08 October 2013

My city has become smaller than ever.

And at the same time it seems bigger than ever.

It's been a month of me living in Salt Lake City and I have found myself becoming more and more comfortable calling it my home. Of course, I've not hesitated to mention that several times already.

The view from The City Library
All the streets, the sounds and the energy of my little city has become so familiar to me. From riding crowded trains at night to commuting to work or shopping in the city. I'm in love with life right now.

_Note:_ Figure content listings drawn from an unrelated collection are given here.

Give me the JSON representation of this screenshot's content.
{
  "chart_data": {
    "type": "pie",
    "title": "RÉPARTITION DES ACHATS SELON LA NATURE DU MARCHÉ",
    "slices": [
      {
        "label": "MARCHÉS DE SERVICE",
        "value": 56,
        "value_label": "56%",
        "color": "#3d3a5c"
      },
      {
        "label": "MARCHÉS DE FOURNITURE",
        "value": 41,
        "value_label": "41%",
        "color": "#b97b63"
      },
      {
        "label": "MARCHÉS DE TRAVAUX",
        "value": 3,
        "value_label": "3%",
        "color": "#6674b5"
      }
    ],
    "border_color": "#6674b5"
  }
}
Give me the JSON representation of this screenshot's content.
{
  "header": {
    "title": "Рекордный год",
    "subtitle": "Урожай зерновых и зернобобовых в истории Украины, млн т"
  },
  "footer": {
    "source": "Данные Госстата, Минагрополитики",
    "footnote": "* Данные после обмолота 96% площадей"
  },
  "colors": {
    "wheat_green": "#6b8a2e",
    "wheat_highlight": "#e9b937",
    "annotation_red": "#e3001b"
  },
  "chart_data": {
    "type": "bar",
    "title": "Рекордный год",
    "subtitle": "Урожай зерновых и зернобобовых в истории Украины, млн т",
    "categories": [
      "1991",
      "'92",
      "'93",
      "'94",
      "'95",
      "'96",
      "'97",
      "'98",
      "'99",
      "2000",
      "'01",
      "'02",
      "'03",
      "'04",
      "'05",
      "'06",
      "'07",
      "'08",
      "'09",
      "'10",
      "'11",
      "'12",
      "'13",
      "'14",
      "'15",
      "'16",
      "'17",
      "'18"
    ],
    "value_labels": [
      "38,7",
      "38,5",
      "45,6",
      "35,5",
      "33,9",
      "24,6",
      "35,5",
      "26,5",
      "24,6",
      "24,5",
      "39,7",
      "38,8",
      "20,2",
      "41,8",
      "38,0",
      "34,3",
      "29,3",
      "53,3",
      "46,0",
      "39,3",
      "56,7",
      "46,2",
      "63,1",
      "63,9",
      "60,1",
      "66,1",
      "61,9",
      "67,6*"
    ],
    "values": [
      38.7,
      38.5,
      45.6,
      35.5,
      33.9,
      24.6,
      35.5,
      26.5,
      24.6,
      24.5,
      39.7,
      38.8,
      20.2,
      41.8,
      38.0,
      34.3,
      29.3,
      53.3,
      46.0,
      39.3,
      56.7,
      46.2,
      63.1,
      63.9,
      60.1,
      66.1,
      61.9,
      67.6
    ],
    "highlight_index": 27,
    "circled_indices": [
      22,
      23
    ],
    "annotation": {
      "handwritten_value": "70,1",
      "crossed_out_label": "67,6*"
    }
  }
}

A late train ride home one evening.
But I haven't blogged in a very long time! It has been just over 4 weeks. And I can assure you, plenty has happened in that time frame. For starters, I am more than a month into being a vegetarian and that is going fantastic. Classes are swell, and I am learning a ton. I've gotten to go home twice since school started and it was very nice being able to see my parents again. I had an oral exam in French today, and I feel like I did pretty well with that. It was actually a really cool feeling being able to use what limited French I've studied to have a coherent if somewhat broken conversation with another speaker.

The view on the way home to my dorm ever afternoon.
I think I'm really taking root here. 

Like I was talking about in the title of this blog post, the longer I live in this city, the more I realize how interconnected all the different pieces of it are. I've seen more of it than ever and it is all coming down to scale for me. It really does seem smaller than ever.

Although, living without a car 15 minutes outside of the city center, I also realize how big a small city like Salt Lake City is compared to the human scale. In my Urban Ecology and Architecture classes, we talk an awful lot about the human scale. How it relates to buildings and cities and society as a whole. While the Salt Lake metropolitan area only has a population around 1.5 million, the city compared to a 5 foot 7 inch 18 year old is physically large. Especially when to be navigated on bike and foot.


Utah is really beautiful. Even (and maybe especially) the urban areas. Heck, the picture above was taken in City Creek canyon between the capitol heights neighborhood (named for the capitol building complex seen in the picture) and the Avenues. This spot is seriously 8 minutes walking distance from Temple Square and downtown Salt Lake City. I love living in the mountain west where natural settings are set in such close proximity to more urbanized living.

And speaking of beautiful..... 


Look at this handsome fella. His name is Tree and he is a fantastic human being. Keep tabs on him, because he is going to be sticking around. This past weekend, in between sessions of conference we walked through the Avenues to visit his childhood home. We also went through City Creek Canyon, Temple Square, ate yummy pizza and then saw the new movie Gravity.

Tree and I in Temple Square
Holy freaking moley Gravity was awesome. I highly recommend it. 

I really wish I had been keeping better tabs on what has been happening in my life. Frankly, the last few weeks feel like a blur anyway. With mid terms rolling past, I feel like I've been here much longer than I'm sure I have been. With the repetition of classes, work and studying, weekends are how I measure time. And most weekends I feel like awesome people are coming to visit me in Salt Lake, or I am going to visit awesome people in Provo or I am going back to my parents house for the weekend to rest and relax with some home cooked meals. After a dozen of these weekends, I can't seem to remember which happened when or with who. 

So I am making a resolution to give more updates and whatnot about my life. That way not only can all y'all here more about my college adventures, but I can also record more of my first year away from home for my own memory's sake.

I love you guys, and I think you are all fantastic.